Et puis le vent se leva ; la houle verte roula et tangua la barque ; les lames courtes secouèrent les avirons ; le sillage du galion s’éteignit insensiblement, et la barque resta seule, noyée en pleine mer.

Alors Pen-Bras se mit à jurer, la Tourterelle à chanter, et le Vieux à marmotter tête basse. Les avirons partirent à vau-l’eau ; les trois gabelous ballottèrent d’une joue de la barque à l’autre, tandis que les montagnes d’eau la secouaient comme une coque de noix. Et les douaniers perdus entrèrent dans un rêve merveilleux d’ivresse.
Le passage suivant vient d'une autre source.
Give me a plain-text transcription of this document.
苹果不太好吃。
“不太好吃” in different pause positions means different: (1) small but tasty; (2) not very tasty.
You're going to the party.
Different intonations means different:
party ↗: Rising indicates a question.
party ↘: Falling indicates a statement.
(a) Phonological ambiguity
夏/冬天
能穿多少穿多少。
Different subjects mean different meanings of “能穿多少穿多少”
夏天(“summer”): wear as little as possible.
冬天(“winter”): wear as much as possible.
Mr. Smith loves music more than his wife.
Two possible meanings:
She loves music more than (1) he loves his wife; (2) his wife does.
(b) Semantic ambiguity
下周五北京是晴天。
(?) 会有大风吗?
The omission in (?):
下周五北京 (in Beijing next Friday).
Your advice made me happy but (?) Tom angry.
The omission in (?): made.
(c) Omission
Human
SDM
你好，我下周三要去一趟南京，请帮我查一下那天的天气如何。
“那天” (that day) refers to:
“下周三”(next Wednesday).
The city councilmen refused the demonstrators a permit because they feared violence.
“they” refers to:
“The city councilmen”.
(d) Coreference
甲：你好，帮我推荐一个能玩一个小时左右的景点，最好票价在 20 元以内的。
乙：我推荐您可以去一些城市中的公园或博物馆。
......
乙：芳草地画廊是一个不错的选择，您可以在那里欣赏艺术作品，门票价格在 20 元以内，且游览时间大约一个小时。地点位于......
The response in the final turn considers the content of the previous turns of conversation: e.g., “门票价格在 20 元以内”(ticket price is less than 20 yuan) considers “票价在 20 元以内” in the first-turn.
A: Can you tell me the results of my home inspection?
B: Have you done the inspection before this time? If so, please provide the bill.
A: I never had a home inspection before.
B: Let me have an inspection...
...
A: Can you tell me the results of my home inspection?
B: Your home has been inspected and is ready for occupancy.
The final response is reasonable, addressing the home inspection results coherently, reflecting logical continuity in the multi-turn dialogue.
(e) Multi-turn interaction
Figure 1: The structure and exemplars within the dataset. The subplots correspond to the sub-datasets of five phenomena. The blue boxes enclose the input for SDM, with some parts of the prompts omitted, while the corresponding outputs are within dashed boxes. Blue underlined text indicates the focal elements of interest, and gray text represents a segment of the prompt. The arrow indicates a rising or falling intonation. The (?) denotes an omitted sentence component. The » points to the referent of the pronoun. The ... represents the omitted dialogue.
Pen-Bras voyait un pays doré, du côté de l’Amérique, où on licherait du vin grenat à pleins pots ; et une femme gentille donc, dans une maisonnette blanche, parmi les fûts verdoyants d’une châtaigneraie ; et des petits en ribambelle grignotant des oranges sucrées à manger en salade, et le verger des noix de coco avec du rhum. Et le monde vivrait en paix, sans soldats.

Le Vieux rêvait d’une ville ronde, bien emmuraillée de remparts, où pousseraient par allées des marronniers à feuilles dorées et en fleurs ; le soleil d’automne les éclairerait toujours de ses rayons obliques ; il aurait son petit chez-soi de percepteur, et promènerait à la musique, sur les fortifications, la croix rouge que sa ménagère coudrait à sa redingote. L’or lui donnerait cette belle retraite après un long service sans avancement.